Zou Rutte IV er nog lang zitten? Als je de recente ontwikkelingen in het stikstofdossier bekijkt is er alle reden om somber te zijn over de toekomst van het kabinet.

Afgelopen vrijdag heeft de regering van dit land (eindelijk) een akkoord bereikt over de stikstofreductie die ze noodzakelijk acht. Dat akkoord komt erop neer dat heel wat boeren hun bedrijf moeten sluiten. Zonder een drastische inkrimping van de veestapel is het niet mogelijk te voldoen aan een uitspraak van de Raad van State uit 2019. Volgens de hoogste bestuursrechter wordt de natuur in Nederland bij lange na niet voldoende beschermd. Zolang de uitstoot van stikstof niet stopt, mogen allerlei bouwprojecten geen voortgang vinden.

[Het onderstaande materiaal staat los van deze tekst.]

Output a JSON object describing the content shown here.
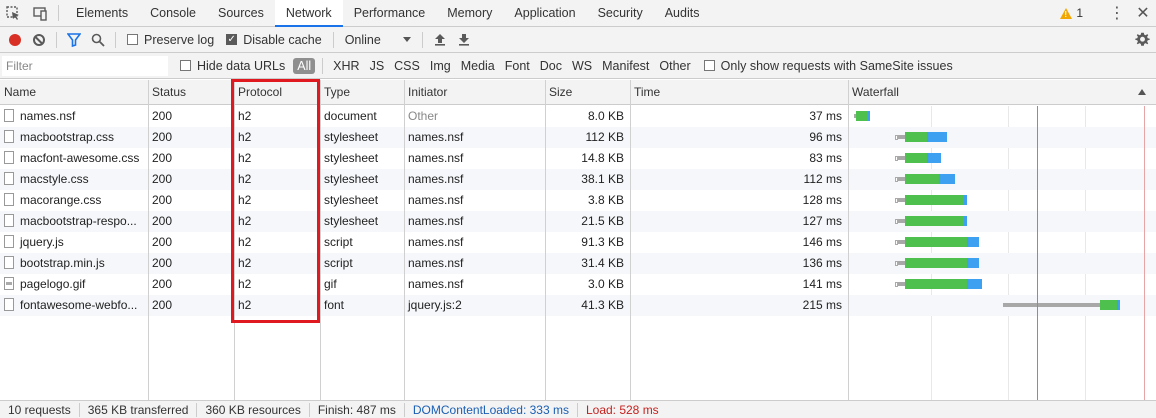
{
  "tabs": [
    "Elements",
    "Console",
    "Sources",
    "Network",
    "Performance",
    "Memory",
    "Application",
    "Security",
    "Audits"
  ],
  "active_tab": "Network",
  "warnings_count": "1",
  "toolbar": {
    "preserve_log_label": "Preserve log",
    "preserve_log_checked": false,
    "disable_cache_label": "Disable cache",
    "disable_cache_checked": true,
    "throttle_value": "Online"
  },
  "filterbar": {
    "filter_placeholder": "Filter",
    "hide_data_urls_label": "Hide data URLs",
    "types": [
      "All",
      "XHR",
      "JS",
      "CSS",
      "Img",
      "Media",
      "Font",
      "Doc",
      "WS",
      "Manifest",
      "Other"
    ],
    "active_type": "All",
    "samesite_label": "Only show requests with SameSite issues"
  },
  "columns": {
    "name": "Name",
    "status": "Status",
    "protocol": "Protocol",
    "type": "Type",
    "initiator": "Initiator",
    "size": "Size",
    "time": "Time",
    "waterfall": "Waterfall"
  },
  "requests": [
    {
      "name": "names.nsf",
      "status": "200",
      "protocol": "h2",
      "type": "document",
      "initiator": "Other",
      "initiator_link": false,
      "size": "8.0 KB",
      "time": "37 ms",
      "icon": "file"
    },
    {
      "name": "macbootstrap.css",
      "status": "200",
      "protocol": "h2",
      "type": "stylesheet",
      "initiator": "names.nsf",
      "initiator_link": true,
      "size": "112 KB",
      "time": "96 ms",
      "icon": "file"
    },
    {
      "name": "macfont-awesome.css",
      "status": "200",
      "protocol": "h2",
      "type": "stylesheet",
      "initiator": "names.nsf",
      "initiator_link": true,
      "size": "14.8 KB",
      "time": "83 ms",
      "icon": "file"
    },
    {
      "name": "macstyle.css",
      "status": "200",
      "protocol": "h2",
      "type": "stylesheet",
      "initiator": "names.nsf",
      "initiator_link": true,
      "size": "38.1 KB",
      "time": "112 ms",
      "icon": "file"
    },
    {
      "name": "macorange.css",
      "status": "200",
      "protocol": "h2",
      "type": "stylesheet",
      "initiator": "names.nsf",
      "initiator_link": true,
      "size": "3.8 KB",
      "time": "128 ms",
      "icon": "file"
    },
    {
      "name": "macbootstrap-respo...",
      "status": "200",
      "protocol": "h2",
      "type": "stylesheet",
      "initiator": "names.nsf",
      "initiator_link": true,
      "size": "21.5 KB",
      "time": "127 ms",
      "icon": "file"
    },
    {
      "name": "jquery.js",
      "status": "200",
      "protocol": "h2",
      "type": "script",
      "initiator": "names.nsf",
      "initiator_link": true,
      "size": "91.3 KB",
      "time": "146 ms",
      "icon": "file"
    },
    {
      "name": "bootstrap.min.js",
      "status": "200",
      "protocol": "h2",
      "type": "script",
      "initiator": "names.nsf",
      "initiator_link": true,
      "size": "31.4 KB",
      "time": "136 ms",
      "icon": "file"
    },
    {
      "name": "pagelogo.gif",
      "status": "200",
      "protocol": "h2",
      "type": "gif",
      "initiator": "names.nsf",
      "initiator_link": true,
      "size": "3.0 KB",
      "time": "141 ms",
      "icon": "image"
    },
    {
      "name": "fontawesome-webfo...",
      "status": "200",
      "protocol": "h2",
      "type": "font",
      "initiator": "jquery.js:2",
      "initiator_link": true,
      "size": "41.3 KB",
      "time": "215 ms",
      "icon": "file"
    }
  ],
  "waterfall_ms": [
    {
      "start": 0,
      "queue": 0,
      "wait": 3,
      "download_green": 22,
      "download_blue": 4
    },
    {
      "start": 75,
      "queue": 5,
      "wait": 12,
      "download_green": 40,
      "download_blue": 38
    },
    {
      "start": 75,
      "queue": 5,
      "wait": 12,
      "download_green": 40,
      "download_blue": 26
    },
    {
      "start": 75,
      "queue": 5,
      "wait": 12,
      "download_green": 62,
      "download_blue": 30
    },
    {
      "start": 75,
      "queue": 5,
      "wait": 12,
      "download_green": 108,
      "download_blue": 5
    },
    {
      "start": 75,
      "queue": 5,
      "wait": 12,
      "download_green": 108,
      "download_blue": 5
    },
    {
      "start": 75,
      "queue": 5,
      "wait": 12,
      "download_green": 113,
      "download_blue": 22
    },
    {
      "start": 75,
      "queue": 5,
      "wait": 12,
      "download_green": 113,
      "download_blue": 22
    },
    {
      "start": 75,
      "queue": 5,
      "wait": 12,
      "download_green": 113,
      "download_blue": 28
    },
    {
      "start": 270,
      "queue": 0,
      "wait": 178,
      "download_green": 30,
      "download_blue": 6
    }
  ],
  "timeline": {
    "dom_content_loaded_ms": 333,
    "load_ms": 528,
    "max_ms": 560
  },
  "status": {
    "requests": "10 requests",
    "transferred": "365 KB transferred",
    "resources": "360 KB resources",
    "finish": "Finish: 487 ms",
    "dcl": "DOMContentLoaded: 333 ms",
    "load": "Load: 528 ms"
  },
  "colors": {
    "accent": "#1a73e8",
    "record": "#d93025",
    "highlight": "#e0181f",
    "bar_green": "#4ec04e",
    "bar_blue": "#3ea0f0"
  }
}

Het kabinet stond dus met de rug tegen de muur. Het moest wel ingrijpen. Maar tegen zijn plannen rees al heel snel woedend verzet. Vrijwel meteen kreeg verantwoordelijk minister Christianne van der Wal (Natuur en Stikstof) thuis bezoek van een groepje schuimbekkende boeren, die kwamen vertellen dat ze woedend waren en schuimbekten. De dag daarna haalde tijdens een VVD-congres een motie een (nipte) meerderheid om het stikstofbeleid aan te passen in voor de landbouwwereld gunstige zin.

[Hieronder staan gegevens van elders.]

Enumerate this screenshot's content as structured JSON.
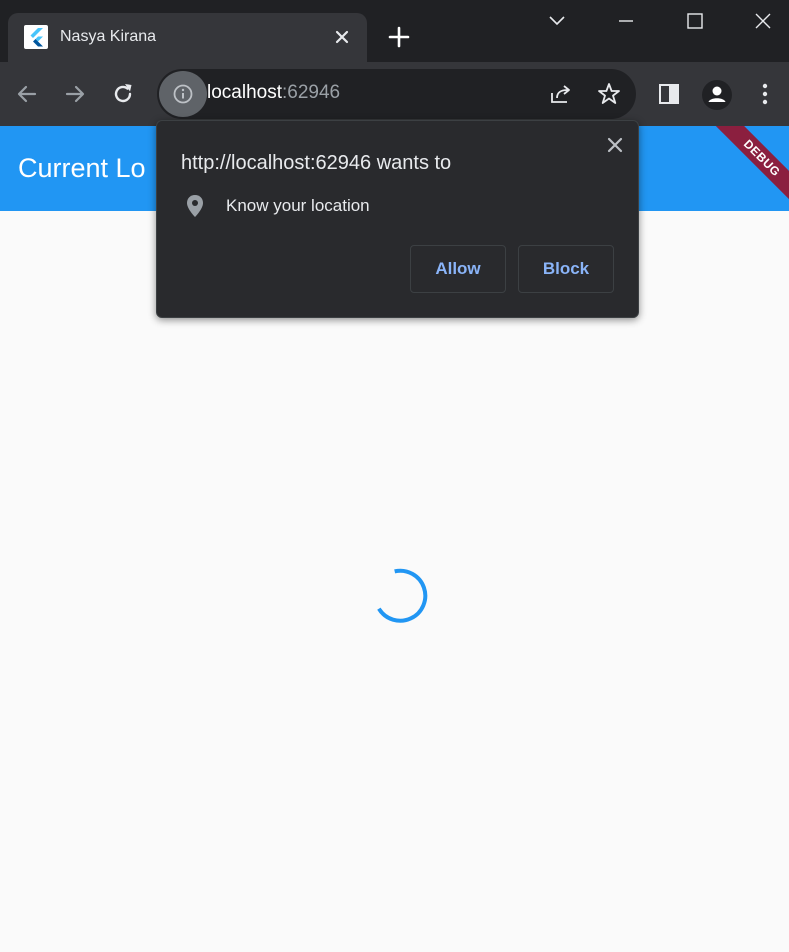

Nu zou de VVD-top die motie nog kunnen negeren met als motivatie dat partijleden de Kamerfractie niet voor de voeten moeten lopen. Minister Van der Wal, een partijgenote, wil het stikstofbesluit immers gewoon doorzetten. Maar dat is een stuk lastiger nu ook het CDA – plattelandspartij bij uitstek – zich tegen de plannen verzet. En met het CDA bedoel ik tevens de fractie. Beetje raar, want de partijleider van het CDA, Wopke Hoekstra, zit in het kabinet. Hij is vicepremier en minister van Buitenlandse Zaken. Hoekstra heeft zich voor zover bekend neergelegd bij het kabinetsbesluit over de stikstofreductie. Zijn eigen fractie fluit hem derhalve terug.

Maar goed: twee coalitiepartijen hebben aanzienlijke bezwaren tegen de stikstofkoers. De twee anderen niet, of in elk geval veel minder.

D66 staat nog steeds vierkant achter het kabinetsvoornemen. Kamerlid Tjeerd de Groot waarschuwde dat zijn fractie de regeringspartijen zal houden aan de afgekondigde reductiedoelstellingen. Zij moeten de boeren ‘geen valse hoop geven’, zei hij.

De ChristenUnie profileert zich weliswaar eveneens als een partij voor de boeren, maar zij heeft nog niet gezegd dat ze de stikstofmaatregelen van het kabinet níet wil. Bovendien is zij via geestverwant landbouwminister Henk Slaghouwer sterk met het beleid verbonden.

Met andere woorden: het stikstofplan van het kabinet moet volgens één regeringspartij ‘fundamenteel veranderen’, terwijl in een andere regeringspartij sprake is van veel verzet. Weer een andere regeringspartij wil juist dat het kabinet vasthoudt aan zijn voornemens. De vierde coalitiepartner, de ChristenUnie dus, kan het nauwelijks maken er afstand van te nemen. Zij heeft tenslotte de mond altijd vol van het milieu en de natuur.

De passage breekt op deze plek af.